Do Workers Believe Automation Will Disrupt All Professions?

The vast majority of adult US workers believe automation will disrupt specific roles. These typically include fast-food employees (77%) as well as insurance claims processors (65%). Fifty per cent of the people surveyed indicated that automation could take over roles ranging from clerks to software developers to mortgage recruiters. Around 30% believe that automation will ultimately disrupt the roles they currently occupy themselves.

Which Worker Demographics Feels Most Affected by Automation?

From the survey, it seems apparent that younger workers (aged 18-24) are among the segments most affected by automation. Thirteen per cent of this segment of workers have either lost a role or saw a reduction in pay and/or hours once their employer introduced automation. Eleven per cent of the part-time workers surveyed had the same general complaints.

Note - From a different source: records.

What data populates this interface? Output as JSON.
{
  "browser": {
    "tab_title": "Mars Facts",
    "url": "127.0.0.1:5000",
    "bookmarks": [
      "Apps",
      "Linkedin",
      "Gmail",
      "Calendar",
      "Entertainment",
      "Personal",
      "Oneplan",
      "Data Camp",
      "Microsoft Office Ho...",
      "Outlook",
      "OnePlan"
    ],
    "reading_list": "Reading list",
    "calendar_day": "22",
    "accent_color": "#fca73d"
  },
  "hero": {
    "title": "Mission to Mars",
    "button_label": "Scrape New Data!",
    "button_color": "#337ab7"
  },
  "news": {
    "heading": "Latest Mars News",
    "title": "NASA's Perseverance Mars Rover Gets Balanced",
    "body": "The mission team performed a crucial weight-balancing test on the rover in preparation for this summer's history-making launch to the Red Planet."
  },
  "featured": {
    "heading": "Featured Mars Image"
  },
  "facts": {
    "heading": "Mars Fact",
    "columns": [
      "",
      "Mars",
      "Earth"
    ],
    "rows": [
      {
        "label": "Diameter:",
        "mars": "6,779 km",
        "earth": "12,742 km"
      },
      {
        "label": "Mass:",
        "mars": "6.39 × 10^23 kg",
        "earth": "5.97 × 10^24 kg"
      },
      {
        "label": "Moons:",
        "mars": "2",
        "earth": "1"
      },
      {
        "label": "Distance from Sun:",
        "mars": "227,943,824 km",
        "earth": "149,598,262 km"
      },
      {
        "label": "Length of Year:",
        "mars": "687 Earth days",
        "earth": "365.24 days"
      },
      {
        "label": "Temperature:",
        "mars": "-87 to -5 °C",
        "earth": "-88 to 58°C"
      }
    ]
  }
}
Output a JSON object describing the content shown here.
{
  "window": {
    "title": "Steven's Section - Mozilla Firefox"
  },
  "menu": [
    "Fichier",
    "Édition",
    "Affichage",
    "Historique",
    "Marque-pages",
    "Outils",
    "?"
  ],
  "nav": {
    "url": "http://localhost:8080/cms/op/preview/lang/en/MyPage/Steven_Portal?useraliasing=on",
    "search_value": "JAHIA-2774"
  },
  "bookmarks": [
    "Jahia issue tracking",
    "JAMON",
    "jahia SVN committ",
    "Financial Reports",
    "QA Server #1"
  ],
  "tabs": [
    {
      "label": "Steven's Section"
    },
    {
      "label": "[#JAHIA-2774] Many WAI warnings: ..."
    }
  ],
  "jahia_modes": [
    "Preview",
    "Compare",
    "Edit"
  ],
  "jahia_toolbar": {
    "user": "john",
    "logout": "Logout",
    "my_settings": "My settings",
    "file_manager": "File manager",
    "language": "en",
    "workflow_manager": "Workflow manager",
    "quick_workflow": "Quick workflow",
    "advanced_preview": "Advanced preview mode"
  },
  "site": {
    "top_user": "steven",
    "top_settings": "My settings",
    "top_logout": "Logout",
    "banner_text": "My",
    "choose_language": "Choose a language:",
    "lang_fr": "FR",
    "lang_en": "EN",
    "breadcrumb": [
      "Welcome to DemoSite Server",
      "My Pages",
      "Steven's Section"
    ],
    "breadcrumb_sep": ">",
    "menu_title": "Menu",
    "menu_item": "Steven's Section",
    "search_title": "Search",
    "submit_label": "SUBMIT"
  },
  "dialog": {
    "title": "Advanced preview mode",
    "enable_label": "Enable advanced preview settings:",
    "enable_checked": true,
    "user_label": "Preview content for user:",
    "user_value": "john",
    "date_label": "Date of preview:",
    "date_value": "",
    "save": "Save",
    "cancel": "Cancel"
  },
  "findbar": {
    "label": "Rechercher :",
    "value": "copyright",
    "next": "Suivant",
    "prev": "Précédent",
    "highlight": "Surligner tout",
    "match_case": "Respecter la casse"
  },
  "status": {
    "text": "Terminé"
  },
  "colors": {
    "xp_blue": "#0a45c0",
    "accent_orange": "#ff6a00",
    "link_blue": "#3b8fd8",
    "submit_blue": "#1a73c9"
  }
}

What Protection Do Workers Feel Would Be Adequate In the Face of Automation?

A significant number of American workers believe that governments should impose limits on businesses in terms of replacing human roles with machines. Even if the machines are cheaper and offer better long-term utility, 6 in every 10 American employees feel employers should be restricted when replacing human jobs with automated systems or robotics.

An overwhelming 85% of people surveyed are in favour of a federal policy to guarantee their protection and continued security in the face of large-scale automation. Many were open to the idea of the federal government offering a guaranteed basic income to qualifying workers as well, specifically in cases where they have lost a job to automation in the workplace.